Apart from the animatronics, the exhibit cleverly reveals much of what scientists have learned from the study of Sue, especially about its sense of smell. My sons loved being sniffed by a T. rex. Be aware that the intense sights and sounds of this exhibit can be intimidating to young children.

Waking the T. rex: The Story of Sue

You can also come face to face with Sue in the museum’s new 3-D theater. Once again, the museum successfully combines science education with entertainment as the movie centers around the discovery and study of Sue. For instance, we know from its sharp, pointed teeth that it could tear food, but not chew. I loved the scientific context, while my sons preferred the 3-D action sequences where Sue rips through the bone and muscle of a Triceratops. “Mom, look at the blood. Cool.” While we didn’t find it any more graphic than shows on Animal Planet, the lifelike dramatizations had the youngster behind us asking the leave.

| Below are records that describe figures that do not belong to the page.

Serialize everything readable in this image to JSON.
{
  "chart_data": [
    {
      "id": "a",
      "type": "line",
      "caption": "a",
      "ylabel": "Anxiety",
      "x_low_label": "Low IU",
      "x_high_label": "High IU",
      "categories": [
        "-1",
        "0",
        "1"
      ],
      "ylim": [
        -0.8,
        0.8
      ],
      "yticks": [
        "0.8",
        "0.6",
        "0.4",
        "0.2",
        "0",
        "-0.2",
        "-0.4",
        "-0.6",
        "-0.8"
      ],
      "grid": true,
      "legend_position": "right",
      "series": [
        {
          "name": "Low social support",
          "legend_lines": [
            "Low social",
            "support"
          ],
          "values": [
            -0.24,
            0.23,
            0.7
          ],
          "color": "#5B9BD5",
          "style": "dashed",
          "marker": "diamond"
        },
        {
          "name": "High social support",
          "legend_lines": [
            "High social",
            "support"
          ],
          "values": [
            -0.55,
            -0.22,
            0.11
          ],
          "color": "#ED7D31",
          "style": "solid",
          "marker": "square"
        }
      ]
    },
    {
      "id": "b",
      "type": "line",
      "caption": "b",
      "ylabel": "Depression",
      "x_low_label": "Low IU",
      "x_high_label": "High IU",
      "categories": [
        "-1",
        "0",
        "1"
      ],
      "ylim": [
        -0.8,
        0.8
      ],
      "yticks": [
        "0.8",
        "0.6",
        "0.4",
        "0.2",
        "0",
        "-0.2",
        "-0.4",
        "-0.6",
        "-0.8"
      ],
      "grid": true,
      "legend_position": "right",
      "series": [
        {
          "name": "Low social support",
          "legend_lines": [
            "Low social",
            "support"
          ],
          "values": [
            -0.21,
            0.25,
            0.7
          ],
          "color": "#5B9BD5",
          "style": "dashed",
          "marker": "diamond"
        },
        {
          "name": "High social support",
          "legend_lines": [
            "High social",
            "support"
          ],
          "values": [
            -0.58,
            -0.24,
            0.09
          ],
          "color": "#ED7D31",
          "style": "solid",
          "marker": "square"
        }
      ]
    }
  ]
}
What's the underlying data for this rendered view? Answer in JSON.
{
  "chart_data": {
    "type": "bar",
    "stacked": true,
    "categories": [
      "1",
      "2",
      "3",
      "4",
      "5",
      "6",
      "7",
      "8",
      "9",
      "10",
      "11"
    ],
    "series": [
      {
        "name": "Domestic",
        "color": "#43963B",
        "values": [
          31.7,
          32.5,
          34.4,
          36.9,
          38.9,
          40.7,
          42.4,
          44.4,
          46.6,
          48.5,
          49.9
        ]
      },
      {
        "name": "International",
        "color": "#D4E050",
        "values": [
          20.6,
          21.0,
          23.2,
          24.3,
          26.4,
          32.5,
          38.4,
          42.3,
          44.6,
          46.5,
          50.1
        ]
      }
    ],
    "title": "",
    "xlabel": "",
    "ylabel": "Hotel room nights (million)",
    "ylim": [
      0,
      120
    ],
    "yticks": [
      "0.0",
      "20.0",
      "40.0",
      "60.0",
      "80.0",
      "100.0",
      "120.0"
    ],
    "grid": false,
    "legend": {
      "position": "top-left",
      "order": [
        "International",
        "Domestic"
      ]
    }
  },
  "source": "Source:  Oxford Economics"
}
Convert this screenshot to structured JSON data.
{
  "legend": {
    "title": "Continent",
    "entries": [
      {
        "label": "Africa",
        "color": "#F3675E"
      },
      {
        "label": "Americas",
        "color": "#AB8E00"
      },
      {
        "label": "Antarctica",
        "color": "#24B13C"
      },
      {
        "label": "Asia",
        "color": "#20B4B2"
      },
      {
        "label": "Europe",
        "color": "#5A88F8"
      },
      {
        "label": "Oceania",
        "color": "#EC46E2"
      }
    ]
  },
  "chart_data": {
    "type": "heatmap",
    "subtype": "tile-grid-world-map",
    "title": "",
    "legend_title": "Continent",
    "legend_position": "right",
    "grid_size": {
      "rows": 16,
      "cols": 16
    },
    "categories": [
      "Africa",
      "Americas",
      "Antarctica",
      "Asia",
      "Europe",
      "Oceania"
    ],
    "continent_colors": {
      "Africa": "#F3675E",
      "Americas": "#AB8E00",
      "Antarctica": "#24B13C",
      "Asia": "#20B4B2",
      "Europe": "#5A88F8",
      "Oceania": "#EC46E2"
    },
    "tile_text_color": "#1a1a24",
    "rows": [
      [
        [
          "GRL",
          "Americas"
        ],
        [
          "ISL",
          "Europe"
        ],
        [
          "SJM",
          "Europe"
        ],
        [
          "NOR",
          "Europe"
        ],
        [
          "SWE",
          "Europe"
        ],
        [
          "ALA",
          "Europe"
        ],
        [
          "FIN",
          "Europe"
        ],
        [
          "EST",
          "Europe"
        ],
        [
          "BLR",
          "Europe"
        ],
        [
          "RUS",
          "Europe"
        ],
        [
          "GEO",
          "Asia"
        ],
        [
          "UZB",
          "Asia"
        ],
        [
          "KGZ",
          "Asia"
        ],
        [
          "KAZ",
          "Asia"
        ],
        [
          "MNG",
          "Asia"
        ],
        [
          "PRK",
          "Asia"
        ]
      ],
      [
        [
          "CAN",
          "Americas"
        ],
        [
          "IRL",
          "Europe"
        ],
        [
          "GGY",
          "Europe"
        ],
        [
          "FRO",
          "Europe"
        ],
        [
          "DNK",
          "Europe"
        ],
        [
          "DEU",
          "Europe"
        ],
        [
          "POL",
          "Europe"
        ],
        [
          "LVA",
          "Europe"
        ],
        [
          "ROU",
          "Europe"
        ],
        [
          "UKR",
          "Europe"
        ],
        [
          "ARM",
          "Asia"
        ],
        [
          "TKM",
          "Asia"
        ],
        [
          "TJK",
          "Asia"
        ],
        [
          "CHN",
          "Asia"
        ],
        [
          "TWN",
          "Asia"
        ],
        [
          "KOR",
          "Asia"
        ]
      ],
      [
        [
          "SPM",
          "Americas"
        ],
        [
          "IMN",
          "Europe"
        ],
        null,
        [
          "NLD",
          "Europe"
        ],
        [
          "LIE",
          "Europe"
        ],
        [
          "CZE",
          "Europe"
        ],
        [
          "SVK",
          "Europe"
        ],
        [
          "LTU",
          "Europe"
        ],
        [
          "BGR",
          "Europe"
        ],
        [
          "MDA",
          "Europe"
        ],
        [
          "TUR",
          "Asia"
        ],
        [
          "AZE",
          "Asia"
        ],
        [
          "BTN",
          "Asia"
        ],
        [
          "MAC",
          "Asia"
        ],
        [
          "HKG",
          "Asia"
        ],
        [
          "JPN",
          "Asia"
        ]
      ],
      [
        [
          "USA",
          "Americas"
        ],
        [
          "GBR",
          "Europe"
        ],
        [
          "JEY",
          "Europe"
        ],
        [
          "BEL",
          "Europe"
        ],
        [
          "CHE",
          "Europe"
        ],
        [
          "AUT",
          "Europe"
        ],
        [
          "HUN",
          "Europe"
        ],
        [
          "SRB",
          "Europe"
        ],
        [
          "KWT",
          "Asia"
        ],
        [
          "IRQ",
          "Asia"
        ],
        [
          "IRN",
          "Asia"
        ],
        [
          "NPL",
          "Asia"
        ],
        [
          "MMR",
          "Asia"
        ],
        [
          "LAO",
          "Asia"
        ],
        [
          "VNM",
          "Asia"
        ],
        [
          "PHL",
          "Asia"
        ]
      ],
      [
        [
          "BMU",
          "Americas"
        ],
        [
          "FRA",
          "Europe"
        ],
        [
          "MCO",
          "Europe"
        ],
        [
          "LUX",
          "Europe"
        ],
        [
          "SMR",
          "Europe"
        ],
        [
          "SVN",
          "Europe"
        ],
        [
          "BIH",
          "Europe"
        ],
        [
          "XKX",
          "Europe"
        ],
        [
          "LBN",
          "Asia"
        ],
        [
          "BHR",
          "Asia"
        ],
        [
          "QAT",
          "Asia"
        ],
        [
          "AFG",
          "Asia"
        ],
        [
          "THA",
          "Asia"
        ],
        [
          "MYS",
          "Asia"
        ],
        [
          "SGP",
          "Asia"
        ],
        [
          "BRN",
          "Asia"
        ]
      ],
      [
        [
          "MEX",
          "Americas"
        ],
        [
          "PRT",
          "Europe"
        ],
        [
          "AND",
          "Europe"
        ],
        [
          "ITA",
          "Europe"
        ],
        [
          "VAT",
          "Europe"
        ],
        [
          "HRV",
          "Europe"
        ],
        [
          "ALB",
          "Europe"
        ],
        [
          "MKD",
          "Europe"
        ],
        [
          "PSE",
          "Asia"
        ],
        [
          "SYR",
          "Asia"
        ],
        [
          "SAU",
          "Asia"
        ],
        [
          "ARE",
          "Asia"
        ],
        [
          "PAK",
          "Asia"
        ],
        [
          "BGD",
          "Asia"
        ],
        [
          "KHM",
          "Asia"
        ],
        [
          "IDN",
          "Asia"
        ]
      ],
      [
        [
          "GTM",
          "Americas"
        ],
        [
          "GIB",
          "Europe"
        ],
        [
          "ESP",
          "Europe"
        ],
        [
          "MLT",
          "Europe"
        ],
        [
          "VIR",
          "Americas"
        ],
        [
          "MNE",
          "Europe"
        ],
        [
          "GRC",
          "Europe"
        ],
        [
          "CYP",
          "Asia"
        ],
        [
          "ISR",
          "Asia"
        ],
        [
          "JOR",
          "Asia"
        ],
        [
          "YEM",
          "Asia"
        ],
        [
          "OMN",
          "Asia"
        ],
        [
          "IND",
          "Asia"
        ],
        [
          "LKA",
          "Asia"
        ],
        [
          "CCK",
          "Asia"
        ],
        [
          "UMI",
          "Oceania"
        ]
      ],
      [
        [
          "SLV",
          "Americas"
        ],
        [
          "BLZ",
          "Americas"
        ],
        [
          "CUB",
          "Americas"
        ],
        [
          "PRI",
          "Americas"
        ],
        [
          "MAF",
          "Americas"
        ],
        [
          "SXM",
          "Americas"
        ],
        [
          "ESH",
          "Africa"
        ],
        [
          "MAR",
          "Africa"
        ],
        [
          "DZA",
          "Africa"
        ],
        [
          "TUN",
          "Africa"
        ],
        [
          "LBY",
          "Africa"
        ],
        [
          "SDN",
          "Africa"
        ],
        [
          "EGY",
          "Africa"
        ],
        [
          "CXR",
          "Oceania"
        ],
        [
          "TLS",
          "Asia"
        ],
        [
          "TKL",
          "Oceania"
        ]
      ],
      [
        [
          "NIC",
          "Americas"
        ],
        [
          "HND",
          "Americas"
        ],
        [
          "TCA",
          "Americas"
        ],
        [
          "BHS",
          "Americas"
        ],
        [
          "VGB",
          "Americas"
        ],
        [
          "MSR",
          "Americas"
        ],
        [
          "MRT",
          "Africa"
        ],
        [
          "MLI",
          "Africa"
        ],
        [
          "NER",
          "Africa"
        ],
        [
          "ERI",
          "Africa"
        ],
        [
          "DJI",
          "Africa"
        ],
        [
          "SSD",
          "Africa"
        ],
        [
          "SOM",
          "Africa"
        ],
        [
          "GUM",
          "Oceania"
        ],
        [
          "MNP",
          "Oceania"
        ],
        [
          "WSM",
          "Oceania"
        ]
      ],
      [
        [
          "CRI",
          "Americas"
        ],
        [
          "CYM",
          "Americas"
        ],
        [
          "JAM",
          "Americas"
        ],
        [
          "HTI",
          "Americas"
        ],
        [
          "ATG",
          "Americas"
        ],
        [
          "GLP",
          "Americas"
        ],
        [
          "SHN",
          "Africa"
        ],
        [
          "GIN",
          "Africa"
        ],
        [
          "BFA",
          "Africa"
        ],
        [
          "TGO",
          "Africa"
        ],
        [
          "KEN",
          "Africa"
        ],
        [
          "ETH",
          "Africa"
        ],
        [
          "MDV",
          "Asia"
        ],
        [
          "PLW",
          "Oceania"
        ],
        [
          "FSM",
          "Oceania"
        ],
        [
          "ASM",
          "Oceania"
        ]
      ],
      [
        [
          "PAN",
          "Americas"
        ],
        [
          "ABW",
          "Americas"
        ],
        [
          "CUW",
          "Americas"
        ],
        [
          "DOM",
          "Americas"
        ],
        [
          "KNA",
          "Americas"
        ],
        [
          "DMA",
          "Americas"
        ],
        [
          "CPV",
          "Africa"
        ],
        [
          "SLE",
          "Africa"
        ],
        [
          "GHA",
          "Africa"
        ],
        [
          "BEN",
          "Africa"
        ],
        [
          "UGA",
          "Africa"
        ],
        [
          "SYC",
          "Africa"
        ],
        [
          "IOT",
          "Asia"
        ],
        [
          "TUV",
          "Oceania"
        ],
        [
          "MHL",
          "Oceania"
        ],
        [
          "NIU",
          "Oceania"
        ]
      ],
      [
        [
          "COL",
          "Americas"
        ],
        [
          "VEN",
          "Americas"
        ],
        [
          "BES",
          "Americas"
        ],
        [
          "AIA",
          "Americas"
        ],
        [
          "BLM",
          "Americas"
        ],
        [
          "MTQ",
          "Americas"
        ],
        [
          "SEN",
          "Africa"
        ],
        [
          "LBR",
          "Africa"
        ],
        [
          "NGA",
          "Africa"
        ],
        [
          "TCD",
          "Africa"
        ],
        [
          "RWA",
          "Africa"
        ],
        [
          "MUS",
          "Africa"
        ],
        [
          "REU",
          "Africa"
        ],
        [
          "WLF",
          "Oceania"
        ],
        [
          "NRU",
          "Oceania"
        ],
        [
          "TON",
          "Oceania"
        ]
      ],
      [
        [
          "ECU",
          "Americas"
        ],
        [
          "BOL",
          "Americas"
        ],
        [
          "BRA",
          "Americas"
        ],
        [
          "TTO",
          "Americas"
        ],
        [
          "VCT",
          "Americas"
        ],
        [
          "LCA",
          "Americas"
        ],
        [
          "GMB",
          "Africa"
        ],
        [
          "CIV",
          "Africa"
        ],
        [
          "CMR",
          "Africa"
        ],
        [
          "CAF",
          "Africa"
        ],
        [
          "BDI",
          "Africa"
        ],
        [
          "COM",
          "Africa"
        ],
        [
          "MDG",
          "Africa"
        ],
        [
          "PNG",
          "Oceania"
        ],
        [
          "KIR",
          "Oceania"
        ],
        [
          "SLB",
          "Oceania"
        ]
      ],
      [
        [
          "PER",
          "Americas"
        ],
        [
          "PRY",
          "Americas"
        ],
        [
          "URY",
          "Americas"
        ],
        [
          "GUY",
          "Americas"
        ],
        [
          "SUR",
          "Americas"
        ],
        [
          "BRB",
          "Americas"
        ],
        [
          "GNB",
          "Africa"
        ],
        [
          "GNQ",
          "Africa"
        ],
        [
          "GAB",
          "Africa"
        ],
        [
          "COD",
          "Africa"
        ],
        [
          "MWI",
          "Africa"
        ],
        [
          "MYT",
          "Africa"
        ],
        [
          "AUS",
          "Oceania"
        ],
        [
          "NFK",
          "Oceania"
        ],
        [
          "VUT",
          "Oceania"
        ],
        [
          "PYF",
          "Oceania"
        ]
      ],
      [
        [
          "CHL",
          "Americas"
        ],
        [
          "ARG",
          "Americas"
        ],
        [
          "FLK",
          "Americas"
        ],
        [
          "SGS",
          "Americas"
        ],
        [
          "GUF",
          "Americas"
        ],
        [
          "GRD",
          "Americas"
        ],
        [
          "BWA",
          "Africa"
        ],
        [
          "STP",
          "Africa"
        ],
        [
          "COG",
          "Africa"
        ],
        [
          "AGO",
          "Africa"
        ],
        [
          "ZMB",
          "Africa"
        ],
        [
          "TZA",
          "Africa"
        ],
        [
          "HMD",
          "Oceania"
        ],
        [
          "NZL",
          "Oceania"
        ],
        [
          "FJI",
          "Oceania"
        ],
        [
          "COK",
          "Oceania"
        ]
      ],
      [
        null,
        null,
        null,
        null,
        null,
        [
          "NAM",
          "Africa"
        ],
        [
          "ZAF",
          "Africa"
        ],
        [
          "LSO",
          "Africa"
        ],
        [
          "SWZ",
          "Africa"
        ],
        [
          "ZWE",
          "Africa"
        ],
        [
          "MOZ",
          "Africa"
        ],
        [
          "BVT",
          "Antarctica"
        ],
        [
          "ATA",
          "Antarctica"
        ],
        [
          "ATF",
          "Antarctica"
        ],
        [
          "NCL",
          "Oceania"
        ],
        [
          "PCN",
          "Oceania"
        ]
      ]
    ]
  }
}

Mammoths and Mastodons: Titans of the Ice Age

While this temporary exhibit is not technically about dinosaurs, it’s a great finish to the day. Kids are encouraged to touch and explore most of the exhibit, including skeletons and giant fleshed-out creatures. Large-scale projections, a perfectly preserved baby mammoth and walk-though dioramas brought this exhibit to life. Open through Sept. 6.

The best way to see everything at the Field Museum is with an All-Access pass ($16-$29). This allows entry into all exhibits, plus the 3-D film.